Rutgers University, United States

A critical climate and oceanographic transition occurred during the late middle Eocene to mid-Oligocene ( approximately 38-28 Ma), marked by global cooling and development of continental-scale Antarctic ice sheets. Progressive development of the Antarctic Circumpolar Current (ACC) and reorganization of global ocean circulation accompanied this climate transition. The ACC "engine" began to develop in the middle Eocene with shallow flow through the Drake Passage, followed by rapid deepening of the Tasman gateway (late Eocene to early Oligocene), and more gradual deepening of the Drake Passage through the remainder of the Oligocene. The ACC is a dominant feature of present-day ocean circulation and climate, influencing the strength of meridional overturning circulation, transition depth from surface to deep ocean, gas exchange rate between atmosphere and deep ocean, and global surface heat distribution.

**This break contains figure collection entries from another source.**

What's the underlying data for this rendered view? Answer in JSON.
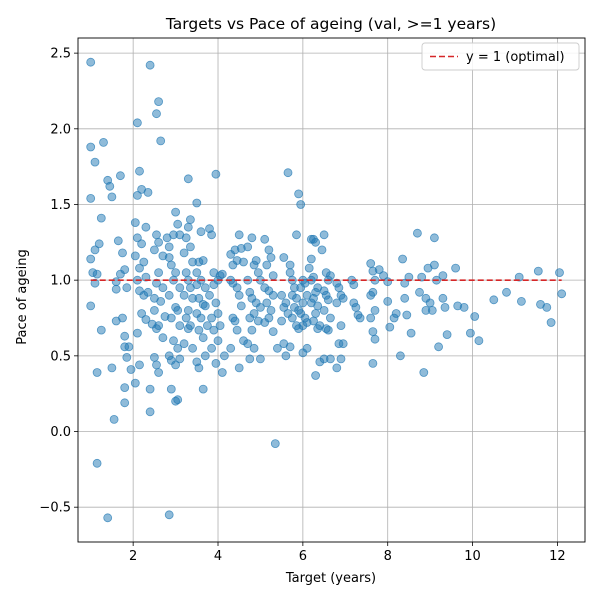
{
  "chart_data": {
    "type": "scatter",
    "title": "Targets vs Pace of ageing (val, >=1 years)",
    "xlabel": "Target (years)",
    "ylabel": "Pace of ageing",
    "xlim": [
      0.7,
      12.65
    ],
    "ylim": [
      -0.73,
      2.6
    ],
    "xticks": [
      2,
      4,
      6,
      8,
      10,
      12
    ],
    "yticks": [
      -0.5,
      0.0,
      0.5,
      1.0,
      1.5,
      2.0,
      2.5
    ],
    "ytick_labels": [
      "−0.5",
      "0.0",
      "0.5",
      "1.0",
      "1.5",
      "2.0",
      "2.5"
    ],
    "grid": true,
    "legend_position": "top-right",
    "colors": {
      "points": "#1f77b4",
      "reference_line": "#d62728"
    },
    "reference_line": {
      "label": "y = 1 (optimal)",
      "y": 1.0,
      "style": "dashed"
    },
    "points": [
      [
        1.0,
        2.44
      ],
      [
        1.0,
        1.88
      ],
      [
        1.1,
        1.78
      ],
      [
        1.3,
        1.91
      ],
      [
        1.4,
        1.66
      ],
      [
        1.45,
        1.62
      ],
      [
        1.5,
        1.55
      ],
      [
        1.0,
        1.54
      ],
      [
        1.25,
        1.41
      ],
      [
        1.2,
        1.24
      ],
      [
        1.1,
        1.2
      ],
      [
        1.0,
        1.14
      ],
      [
        1.05,
        1.05
      ],
      [
        1.15,
        1.04
      ],
      [
        1.1,
        0.98
      ],
      [
        1.0,
        0.83
      ],
      [
        1.25,
        0.67
      ],
      [
        1.15,
        0.39
      ],
      [
        1.5,
        0.42
      ],
      [
        1.55,
        0.08
      ],
      [
        1.15,
        -0.21
      ],
      [
        1.4,
        -0.57
      ],
      [
        1.7,
        1.69
      ],
      [
        1.65,
        1.26
      ],
      [
        1.75,
        1.18
      ],
      [
        1.8,
        1.07
      ],
      [
        1.7,
        1.04
      ],
      [
        1.6,
        0.99
      ],
      [
        1.6,
        0.94
      ],
      [
        1.85,
        0.95
      ],
      [
        1.6,
        0.73
      ],
      [
        1.75,
        0.75
      ],
      [
        1.8,
        0.63
      ],
      [
        1.8,
        0.56
      ],
      [
        1.9,
        0.56
      ],
      [
        1.85,
        0.49
      ],
      [
        1.95,
        0.41
      ],
      [
        1.8,
        0.29
      ],
      [
        1.8,
        0.19
      ],
      [
        2.1,
        2.04
      ],
      [
        2.15,
        1.72
      ],
      [
        2.2,
        1.6
      ],
      [
        2.35,
        1.58
      ],
      [
        2.1,
        1.56
      ],
      [
        2.3,
        1.35
      ],
      [
        2.05,
        1.38
      ],
      [
        2.1,
        1.28
      ],
      [
        2.2,
        1.24
      ],
      [
        2.05,
        1.16
      ],
      [
        2.15,
        1.08
      ],
      [
        2.25,
        1.12
      ],
      [
        2.3,
        1.02
      ],
      [
        2.1,
        1.0
      ],
      [
        2.15,
        0.93
      ],
      [
        2.25,
        0.9
      ],
      [
        2.35,
        0.92
      ],
      [
        2.2,
        0.78
      ],
      [
        2.3,
        0.74
      ],
      [
        2.45,
        0.71
      ],
      [
        2.1,
        0.65
      ],
      [
        2.15,
        0.44
      ],
      [
        2.05,
        0.32
      ],
      [
        2.4,
        0.28
      ],
      [
        2.4,
        0.13
      ],
      [
        2.4,
        2.42
      ],
      [
        2.55,
        2.1
      ],
      [
        2.6,
        2.18
      ],
      [
        2.65,
        1.92
      ],
      [
        2.55,
        1.3
      ],
      [
        2.6,
        1.25
      ],
      [
        2.5,
        1.2
      ],
      [
        2.7,
        1.16
      ],
      [
        2.6,
        1.05
      ],
      [
        2.55,
        0.98
      ],
      [
        2.7,
        0.95
      ],
      [
        2.5,
        0.88
      ],
      [
        2.65,
        0.86
      ],
      [
        2.5,
        0.8
      ],
      [
        2.75,
        0.76
      ],
      [
        2.6,
        0.7
      ],
      [
        2.55,
        0.68
      ],
      [
        2.7,
        0.62
      ],
      [
        2.5,
        0.49
      ],
      [
        2.55,
        0.44
      ],
      [
        2.6,
        0.39
      ],
      [
        2.9,
        0.28
      ],
      [
        2.85,
        -0.55
      ],
      [
        2.8,
        1.28
      ],
      [
        2.85,
        1.22
      ],
      [
        2.95,
        1.3
      ],
      [
        3.0,
        1.45
      ],
      [
        3.05,
        1.37
      ],
      [
        3.1,
        1.3
      ],
      [
        2.85,
        1.15
      ],
      [
        2.9,
        1.1
      ],
      [
        3.0,
        1.05
      ],
      [
        2.95,
        1.0
      ],
      [
        3.1,
        0.95
      ],
      [
        2.85,
        0.9
      ],
      [
        3.0,
        0.82
      ],
      [
        3.05,
        0.8
      ],
      [
        2.9,
        0.75
      ],
      [
        3.1,
        0.7
      ],
      [
        2.95,
        0.6
      ],
      [
        3.05,
        0.55
      ],
      [
        2.85,
        0.5
      ],
      [
        2.9,
        0.47
      ],
      [
        3.0,
        0.44
      ],
      [
        3.1,
        0.48
      ],
      [
        3.05,
        0.21
      ],
      [
        3.0,
        0.2
      ],
      [
        3.3,
        1.67
      ],
      [
        3.35,
        1.4
      ],
      [
        3.3,
        1.35
      ],
      [
        3.25,
        1.28
      ],
      [
        3.35,
        1.22
      ],
      [
        3.2,
        1.18
      ],
      [
        3.4,
        1.12
      ],
      [
        3.25,
        1.05
      ],
      [
        3.3,
        1.0
      ],
      [
        3.35,
        0.95
      ],
      [
        3.2,
        0.9
      ],
      [
        3.4,
        0.88
      ],
      [
        3.3,
        0.8
      ],
      [
        3.25,
        0.75
      ],
      [
        3.35,
        0.7
      ],
      [
        3.3,
        0.68
      ],
      [
        3.2,
        0.58
      ],
      [
        3.4,
        0.55
      ],
      [
        3.5,
        1.51
      ],
      [
        3.6,
        1.32
      ],
      [
        3.55,
        1.12
      ],
      [
        3.65,
        1.13
      ],
      [
        3.5,
        1.05
      ],
      [
        3.6,
        1.0
      ],
      [
        3.5,
        0.97
      ],
      [
        3.7,
        0.95
      ],
      [
        3.55,
        0.88
      ],
      [
        3.65,
        0.84
      ],
      [
        3.7,
        0.83
      ],
      [
        3.5,
        0.78
      ],
      [
        3.6,
        0.75
      ],
      [
        3.75,
        0.7
      ],
      [
        3.55,
        0.67
      ],
      [
        3.65,
        0.62
      ],
      [
        3.7,
        0.5
      ],
      [
        3.5,
        0.46
      ],
      [
        3.55,
        0.42
      ],
      [
        3.65,
        0.28
      ],
      [
        3.8,
        1.34
      ],
      [
        3.85,
        1.3
      ],
      [
        3.95,
        1.7
      ],
      [
        3.9,
        1.05
      ],
      [
        4.0,
        1.0
      ],
      [
        4.05,
        1.03
      ],
      [
        3.9,
        0.97
      ],
      [
        3.8,
        0.9
      ],
      [
        3.95,
        0.85
      ],
      [
        4.0,
        0.78
      ],
      [
        3.85,
        0.75
      ],
      [
        4.05,
        0.7
      ],
      [
        3.9,
        0.67
      ],
      [
        4.0,
        0.6
      ],
      [
        3.85,
        0.55
      ],
      [
        3.95,
        0.45
      ],
      [
        4.1,
        1.04
      ],
      [
        4.15,
        0.5
      ],
      [
        4.1,
        0.39
      ],
      [
        4.3,
        1.17
      ],
      [
        4.35,
        1.1
      ],
      [
        4.4,
        1.2
      ],
      [
        4.45,
        1.13
      ],
      [
        4.5,
        1.3
      ],
      [
        4.55,
        1.21
      ],
      [
        4.6,
        1.12
      ],
      [
        4.3,
        1.0
      ],
      [
        4.35,
        0.98
      ],
      [
        4.45,
        0.95
      ],
      [
        4.5,
        0.9
      ],
      [
        4.55,
        0.83
      ],
      [
        4.35,
        0.75
      ],
      [
        4.4,
        0.73
      ],
      [
        4.45,
        0.67
      ],
      [
        4.3,
        0.55
      ],
      [
        4.5,
        0.42
      ],
      [
        4.6,
        0.6
      ],
      [
        4.7,
        1.22
      ],
      [
        4.8,
        1.28
      ],
      [
        4.85,
        1.1
      ],
      [
        4.9,
        1.13
      ],
      [
        4.95,
        1.05
      ],
      [
        5.0,
        1.0
      ],
      [
        4.7,
        1.0
      ],
      [
        4.75,
        0.92
      ],
      [
        4.8,
        0.88
      ],
      [
        4.9,
        0.85
      ],
      [
        5.0,
        0.82
      ],
      [
        4.85,
        0.78
      ],
      [
        4.75,
        0.75
      ],
      [
        4.95,
        0.73
      ],
      [
        4.8,
        0.67
      ],
      [
        4.7,
        0.58
      ],
      [
        4.85,
        0.55
      ],
      [
        4.75,
        0.48
      ],
      [
        5.0,
        0.48
      ],
      [
        5.1,
        1.27
      ],
      [
        5.2,
        1.2
      ],
      [
        5.25,
        1.15
      ],
      [
        5.15,
        1.1
      ],
      [
        5.3,
        1.03
      ],
      [
        5.1,
        0.95
      ],
      [
        5.2,
        0.93
      ],
      [
        5.3,
        0.9
      ],
      [
        5.15,
        0.85
      ],
      [
        5.25,
        0.8
      ],
      [
        5.2,
        0.75
      ],
      [
        5.1,
        0.72
      ],
      [
        5.3,
        0.66
      ],
      [
        5.4,
        0.55
      ],
      [
        5.35,
        -0.08
      ],
      [
        5.55,
        1.15
      ],
      [
        5.5,
        0.9
      ],
      [
        5.6,
        0.85
      ],
      [
        5.55,
        0.82
      ],
      [
        5.65,
        0.78
      ],
      [
        5.5,
        0.73
      ],
      [
        5.6,
        0.5
      ],
      [
        5.55,
        0.58
      ],
      [
        5.65,
        1.71
      ],
      [
        5.7,
        1.1
      ],
      [
        5.7,
        1.05
      ],
      [
        5.75,
        1.0
      ],
      [
        5.8,
        0.95
      ],
      [
        5.75,
        0.9
      ],
      [
        5.85,
        0.88
      ],
      [
        5.8,
        0.82
      ],
      [
        5.9,
        0.8
      ],
      [
        5.75,
        0.75
      ],
      [
        5.85,
        0.7
      ],
      [
        5.7,
        0.56
      ],
      [
        5.9,
        1.57
      ],
      [
        5.95,
        1.5
      ],
      [
        5.85,
        1.3
      ],
      [
        6.0,
        1.0
      ],
      [
        6.05,
        0.98
      ],
      [
        5.95,
        0.95
      ],
      [
        6.1,
        0.9
      ],
      [
        6.0,
        0.85
      ],
      [
        5.95,
        0.78
      ],
      [
        6.05,
        0.75
      ],
      [
        6.1,
        0.72
      ],
      [
        6.0,
        0.7
      ],
      [
        5.9,
        0.68
      ],
      [
        6.1,
        0.55
      ],
      [
        6.0,
        0.52
      ],
      [
        6.2,
        1.27
      ],
      [
        6.25,
        1.27
      ],
      [
        6.3,
        1.25
      ],
      [
        6.2,
        1.14
      ],
      [
        6.15,
        1.08
      ],
      [
        6.25,
        1.02
      ],
      [
        6.2,
        1.0
      ],
      [
        6.35,
        0.95
      ],
      [
        6.3,
        0.92
      ],
      [
        6.25,
        0.88
      ],
      [
        6.2,
        0.85
      ],
      [
        6.35,
        0.83
      ],
      [
        6.3,
        0.78
      ],
      [
        6.25,
        0.73
      ],
      [
        6.4,
        0.7
      ],
      [
        6.35,
        0.68
      ],
      [
        6.3,
        0.37
      ],
      [
        6.4,
        0.46
      ],
      [
        6.5,
        1.3
      ],
      [
        6.45,
        1.2
      ],
      [
        6.55,
        1.05
      ],
      [
        6.6,
        1.0
      ],
      [
        6.65,
        1.03
      ],
      [
        6.5,
        0.93
      ],
      [
        6.55,
        0.9
      ],
      [
        6.6,
        0.87
      ],
      [
        6.5,
        0.8
      ],
      [
        6.65,
        0.75
      ],
      [
        6.55,
        0.68
      ],
      [
        6.6,
        0.67
      ],
      [
        6.5,
        0.48
      ],
      [
        6.65,
        0.48
      ],
      [
        6.8,
        0.98
      ],
      [
        6.85,
        0.95
      ],
      [
        6.9,
        0.9
      ],
      [
        6.95,
        0.88
      ],
      [
        6.8,
        0.85
      ],
      [
        6.9,
        0.7
      ],
      [
        6.85,
        0.58
      ],
      [
        6.8,
        0.42
      ],
      [
        6.95,
        0.58
      ],
      [
        6.9,
        0.48
      ],
      [
        7.15,
        1.0
      ],
      [
        7.2,
        0.85
      ],
      [
        7.25,
        0.82
      ],
      [
        7.3,
        0.77
      ],
      [
        7.2,
        0.97
      ],
      [
        7.35,
        0.75
      ],
      [
        7.6,
        1.11
      ],
      [
        7.65,
        1.06
      ],
      [
        7.7,
        1.0
      ],
      [
        7.6,
        0.9
      ],
      [
        7.65,
        0.92
      ],
      [
        7.7,
        0.8
      ],
      [
        7.6,
        0.75
      ],
      [
        7.65,
        0.66
      ],
      [
        7.7,
        0.61
      ],
      [
        7.65,
        0.45
      ],
      [
        7.8,
        1.07
      ],
      [
        7.9,
        1.03
      ],
      [
        8.0,
        0.99
      ],
      [
        8.0,
        0.86
      ],
      [
        8.05,
        0.69
      ],
      [
        8.15,
        0.75
      ],
      [
        8.2,
        0.78
      ],
      [
        8.35,
        1.14
      ],
      [
        8.4,
        0.98
      ],
      [
        8.4,
        0.88
      ],
      [
        8.5,
        1.02
      ],
      [
        8.45,
        0.77
      ],
      [
        8.55,
        0.65
      ],
      [
        8.3,
        0.5
      ],
      [
        8.7,
        1.31
      ],
      [
        8.75,
        0.92
      ],
      [
        8.8,
        1.02
      ],
      [
        8.9,
        0.8
      ],
      [
        8.95,
        1.08
      ],
      [
        8.9,
        0.88
      ],
      [
        9.0,
        0.85
      ],
      [
        9.05,
        0.8
      ],
      [
        9.1,
        1.1
      ],
      [
        9.1,
        1.28
      ],
      [
        9.15,
        1.0
      ],
      [
        8.85,
        0.39
      ],
      [
        9.2,
        0.56
      ],
      [
        9.3,
        1.03
      ],
      [
        9.3,
        0.88
      ],
      [
        9.35,
        0.82
      ],
      [
        9.4,
        0.64
      ],
      [
        9.6,
        1.08
      ],
      [
        9.65,
        0.83
      ],
      [
        9.8,
        0.82
      ],
      [
        9.95,
        0.65
      ],
      [
        10.05,
        0.76
      ],
      [
        10.15,
        0.6
      ],
      [
        10.5,
        0.87
      ],
      [
        10.8,
        0.92
      ],
      [
        11.1,
        1.02
      ],
      [
        11.15,
        0.86
      ],
      [
        11.55,
        1.06
      ],
      [
        11.6,
        0.84
      ],
      [
        11.75,
        0.82
      ],
      [
        11.85,
        0.72
      ],
      [
        12.05,
        1.05
      ],
      [
        12.1,
        0.91
      ]
    ]
  }
}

Here, we present high-resolution benthic foraminiferal d (super 18) O and d (super 13) C records with Mg/Ca data from Atlantic Slope Project corehole 5 (ASP-5; approximately 600 m paleodepth, southeast US continental slope) and d (super 18) O and d (super 13) C records from ODP Site 1053 ( approximately 1500-1750 m paleodepth; Blake Nose), with comparisons to published isotopic records (Cramer et al. 2009). We show that strengthening of interbasinal deepwater thermal differentiation during the early Oligocene was accompanied by the development of a significant carbon isotopic (d (super 13) C) offset between mid-depth ( approximately 600 m) and deep (>1000 m) waters in the western North Atlantic. We interpret the d (super 13) C offset to indicate development of low O (sub 2) conditions associated with vertical stratification of nutrients, analogous to the modern low O (sub 2) zone ( approximately 700-1000 m deep) that results from ventilation by Antarctic Intermediate Water. These records show that the engine of modern ocean overturning circulation, the ACC, gradually, but significantly, impacted global ocean circulation even while it was in the early development stage in the late middle Eocene to mid-Oligocene.